= Magnetic proton recoil neutron spectrometer =

Magnetic Proton Recoil neutron spectrometer is a large high-resolution neutron spectrometer installed at JET.

==History==
The Magnetic Proton Recoil (MPR) neutron spectrometer is a thin-foil spectrometer which was installed at JET in 1996 and upgraded (MPRu) 2001-2005.

==Principle==
In the MPR the fusion neutrons are collimated into a neutron beam. The neutron beam is directed onto a thin plastic film (Polyethylene) where the neutrons scatter elastically on the protons of the foil. The recoil protons emitted in the forward direction enter a magnetic part of the spectrometer where they are momentum analyzed and focused onto the focal plane. An array of plastic scintillators coupled to photomultiplier tubes (PMTs) register the spatial distribution of the protons. This proton distribution is then related to the neutron energy spectrum.

==Field-of-view==
The MPR has a semi-tangential line of sight through the plasma. The MPR has a 700 mm long cylindrical steel neutron collimator with a 10-cm2 bore.

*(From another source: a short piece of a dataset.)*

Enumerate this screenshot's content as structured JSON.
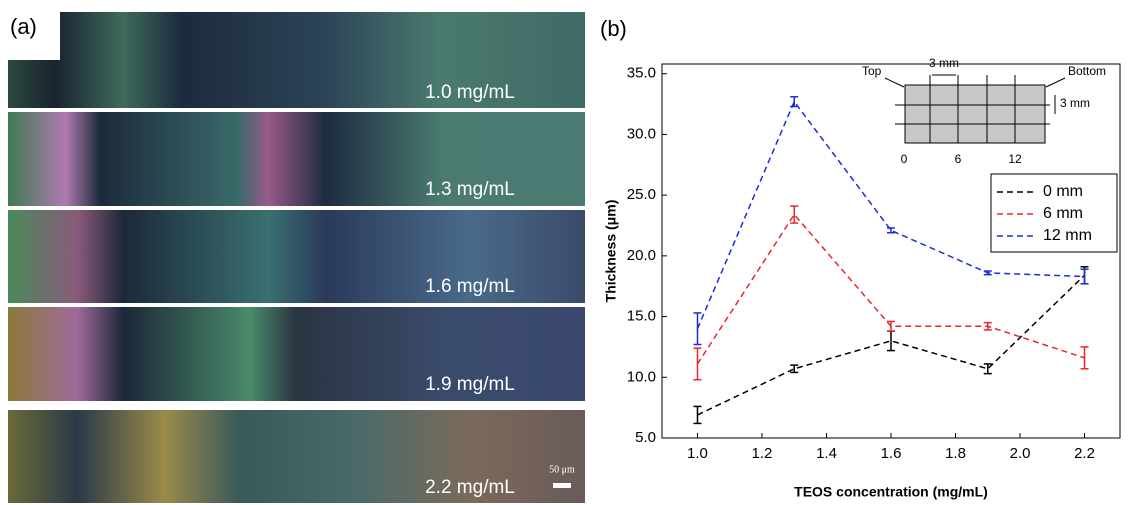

At a distance 170 mm behind the end of the collimator is placed a 10 cm2 polythene conversion foil, defining the active area of the spectrometer. The collimator-foil arrangement defines the spectrometers field-of-view into the plasma.

==Uses==
The MPR determines the neutron spectrum from which important plasma parameters can be determined, such as the ion temperature, the collective motion of the main plasma, the fuel ion densities and their velocity distributions.